Catapultée dans une nouvelle dimension migratoire où les grandes ONG et agences d’État du monde entier jonglent avec des problématiques internationales, je me retrouve donc en direct à Mexico, représentante de Tous Migrants, invité en tant qu'association alliée du CCFD – Terre Solidaire. (Merci à eux tous d'avoir invité TM et de m'avoir si bien accueillie au sein de cette sympathique délégation). Je me sens une mini-pouce dans ce monde de grands.

En toile de fond, la Caravane de migrants ( ici, on se fout du débat sémantique ! Ça fait du bien !). Plus de 10000 personnes, « migrants économiques » (cette réalité migratoire n'est rejetée qu''en Europe), asphyxiés par la réalité quotidienne dans leurs pays, sont en marche ; depuis des semaines au départ de l'Amérique Centrale, ils arrivent petit à petit sur Mexico City et se dirigent vers les USA, attendus par un Trump au sommet de son art : répression et hargne. Étonnamment, cette actualité sera peu abordée par les protagonistes du Forum, si ce n'est quelques mots épars de soutien.

Lieu du rendez-vous : l'Hôtel Garibaldi, situé sur la place du même nom, « place » gardée par les Mariachis et surtout par plus d'une trentaine de policiers, suréquipés, pour protéger qui, de quoi ??? Ambiance. Non, ce ne sont pas les forces de l'ordre de Macron. Il s'agit d'une autre réalité, celle du crime organisé latino et de ses règlements de compte aléatoires (ou pas!). Bienvenue à Mexico ! Dans l'hôtel, cela grouille déjà. Au delà de l'équipe CCFD - Terre Solidaire dont j'ai fait connaissance à Briançon ou/et lors du week-end de préparation à Paris, je reconnais quelques têtes croisées lors des États Généraux des Migrations à Paris. La délégation française (environ 80 personnes) constituée essentiellement du CCFD – Terre Solidaire et de leurs invités (associations partenaires d'Amérique Latine et d'Afrique), du Secours Catholique et du CRID s'agite déjà autour du petit déjeuner. Départ collectif du CCFD vers le bâtiment moderne du Centre culturel Universitaire. Nos têtes et nombre ne passent pas inaperçus dans un quartier qui ne voient pas souvent les touristes. J'essaye de refréner mes réflexes de nomade solitaire...

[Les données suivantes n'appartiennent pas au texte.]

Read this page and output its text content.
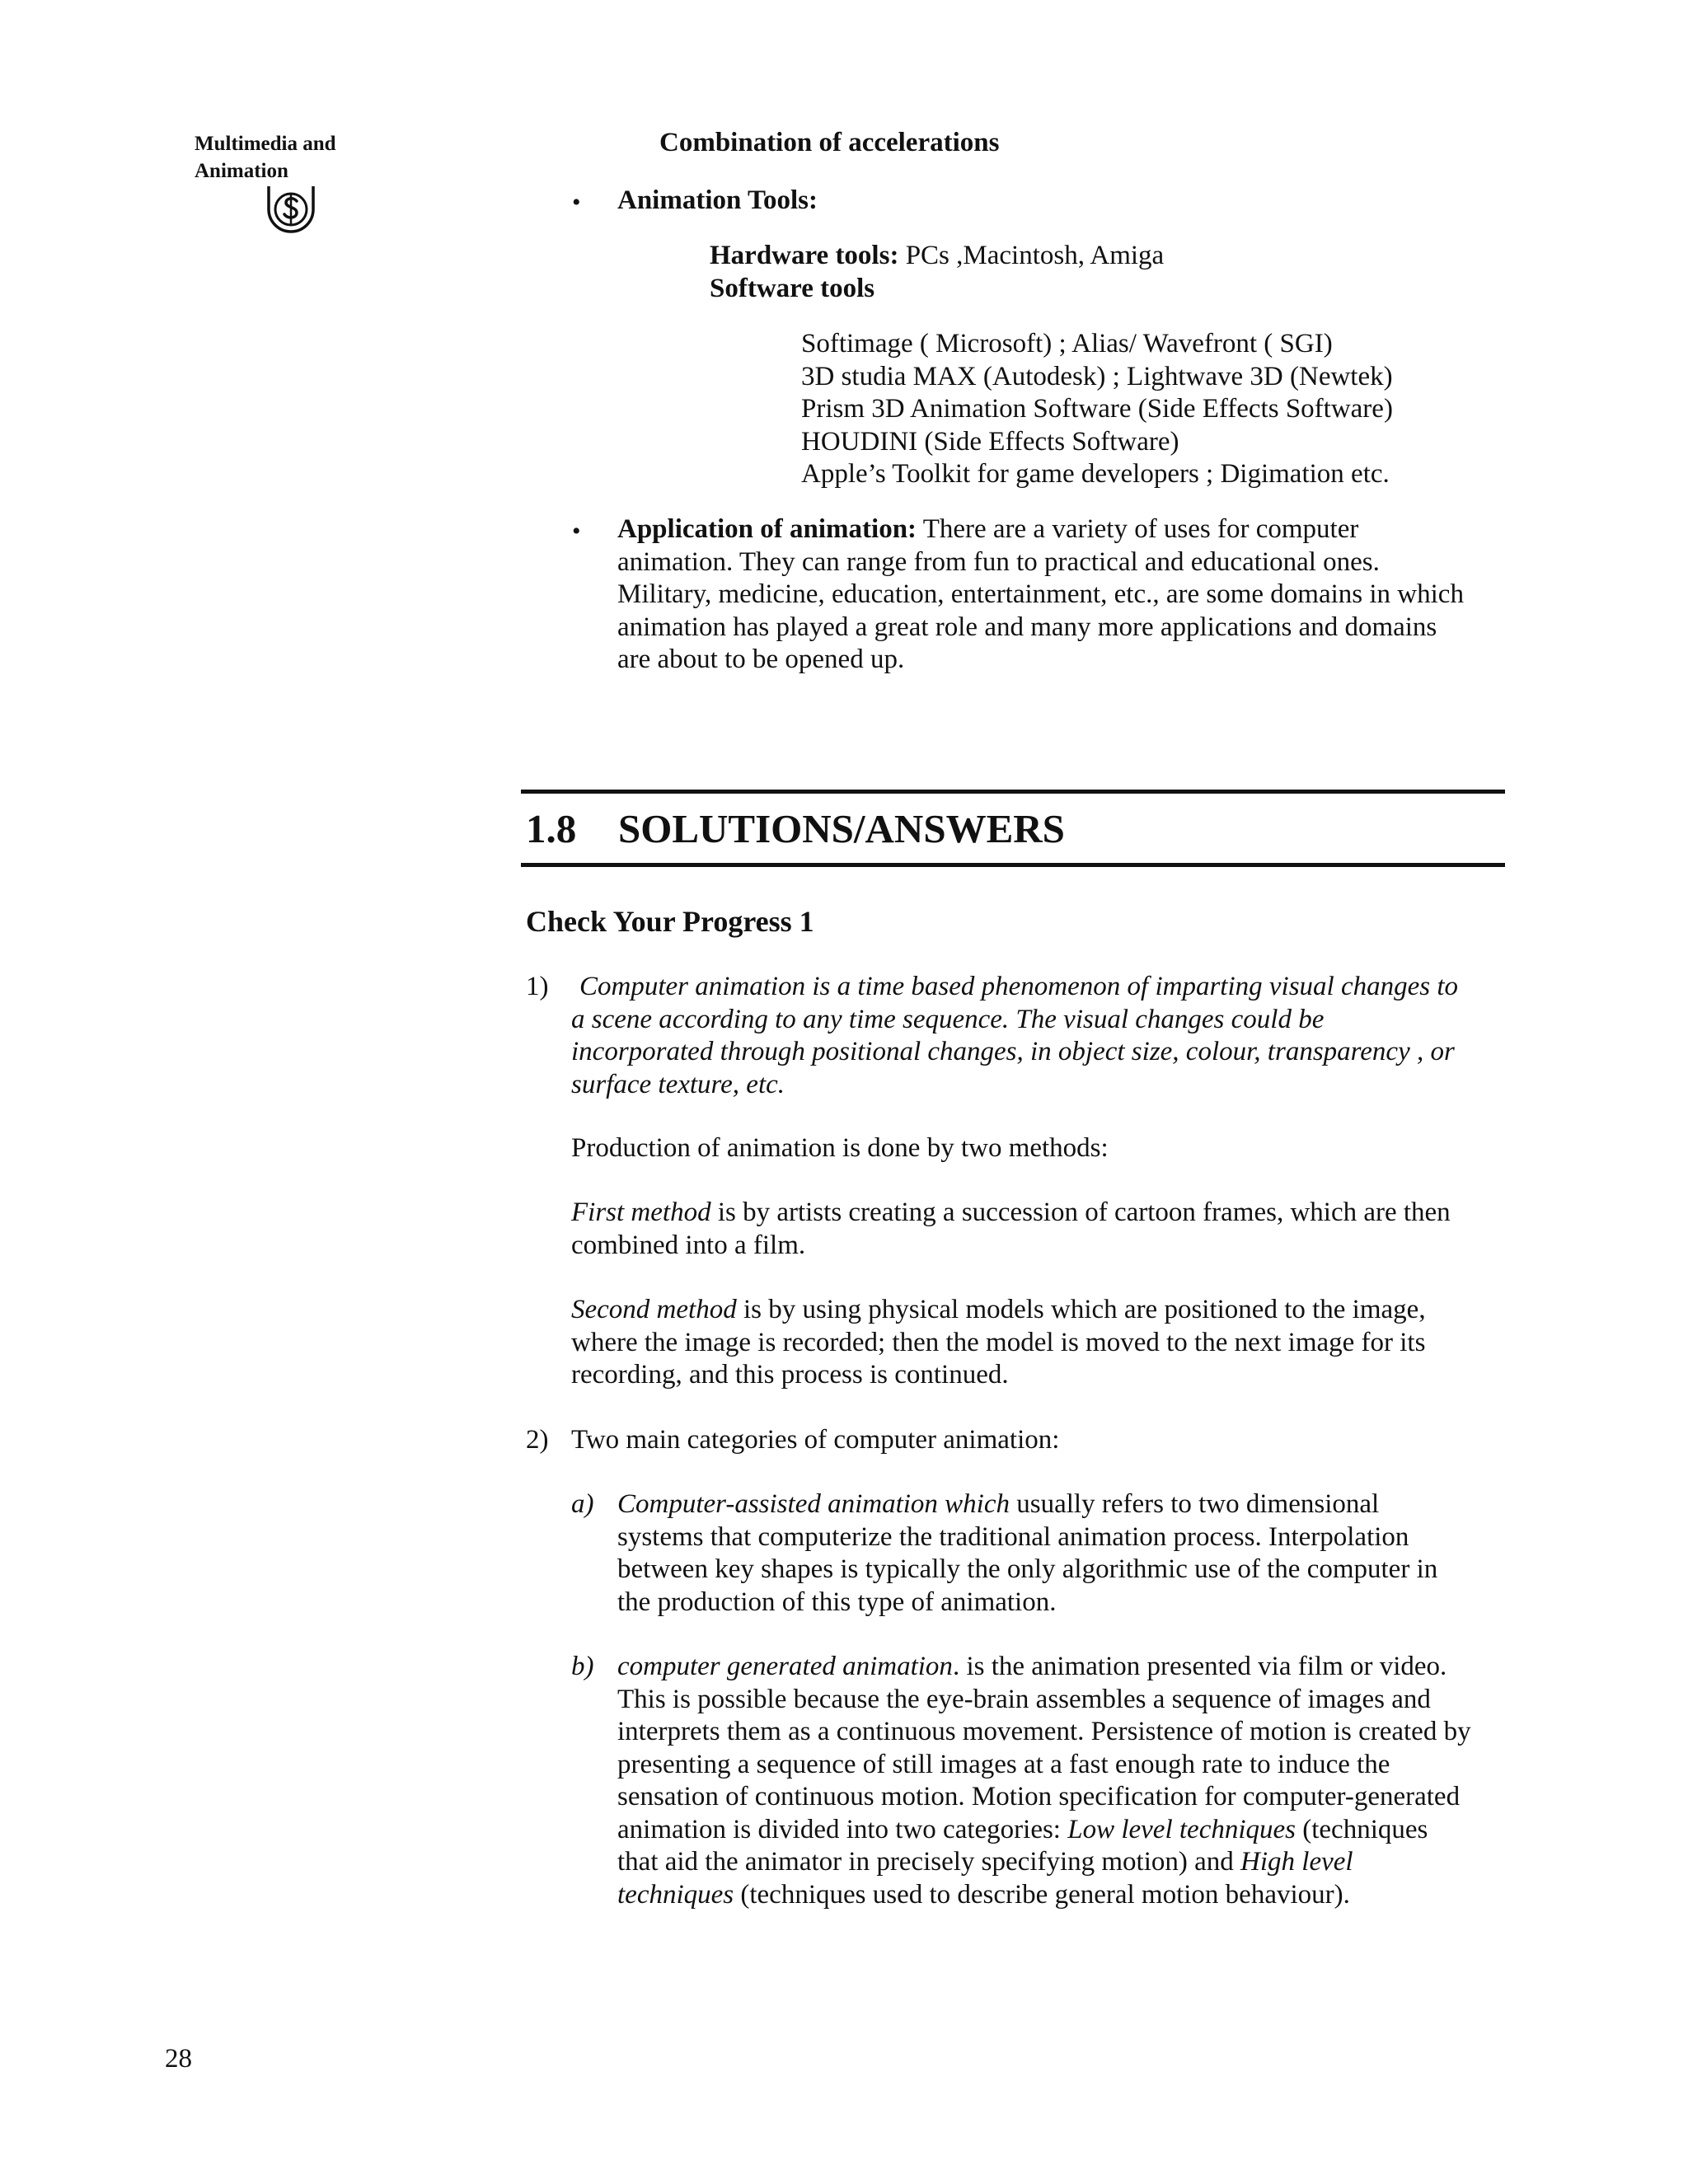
Multimedia and
Animation
Combination of accelerations
• Animation Tools:
Hardware tools: PCs ,Macintosh, Amiga
Software tools
Softimage ( Microsoft) ; Alias/ Wavefront ( SGI)
3D studia MAX (Autodesk) ; Lightwave 3D (Newtek)
Prism 3D Animation Software (Side Effects Software)
HOUDINI (Side Effects Software)
Apple’s Toolkit for game developers ; Digimation etc.
• Application of animation: There are a variety of uses for computer
animation. They can range from fun to practical and educational ones.
Military, medicine, education, entertainment, etc., are some domains in which
animation has played a great role and many more applications and domains
are about to be opened up.
1.8 SOLUTIONS/ANSWERS
Check Your Progress 1
1)	Computer animation is a time based phenomenon of imparting visual changes to
a scene according to any time sequence. The visual changes could be
incorporated through positional changes, in object size, colour, transparency , or
surface texture, etc.
Production of animation is done by two methods:
First method is by artists creating a succession of cartoon frames, which are then
combined into a film.
Second method is by using physical models which are positioned to the image,
where the image is recorded; then the model is moved to the next image for its
recording, and this process is continued.
2) Two main categories of computer animation:
a) Computer-assisted animation which usually refers to two dimensional
systems that computerize the traditional animation process. Interpolation
between key shapes is typically the only algorithmic use of the computer in
the production of this type of animation.
b) computer generated animation. is the animation presented via film or video.
This is possible because the eye-brain assembles a sequence of images and
interprets them as a continuous movement. Persistence of motion is created by
presenting a sequence of still images at a fast enough rate to induce the
sensation of continuous motion. Motion specification for computer-generated
animation is divided into two categories: Low level techniques (techniques
that aid the animator in precisely specifying motion) and High level
techniques (techniques used to describe general motion behaviour).
28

Arrivée dans le hall du Centre culturel Universitaire. Fourmillement et désorganisation pour récupérer un badge qui ne sert à rien puisque tout est ouvert à tous. Note touristique : vue incroyable depuis la salle du 19ème étage. sur la Place des Trois Cultures et Mexico City. Gigantesque, 9 millions d'habitants. Just about !Petite anecdote : depuis une semaine, l'eau est coupée à Mexico d'où la fermeture de certains musées et réduction des espaces mis à disposition dans les centres de congrès, qui ne peuvent offrir toutes les commodités à leurs visiteurs. Je vous laisse imaginer les petits soucis logistiques qui s'en suivent durant le Forum. Café et demandez le programme (eh non, y a pas de programme imprimé !). Plongeon dans la vraie vie : la Caravane des Mères Centro-américaines scande un émouvant cri de ralliement derrière la banderole où figurent les visages de leurs fils/filles disparues en migrant.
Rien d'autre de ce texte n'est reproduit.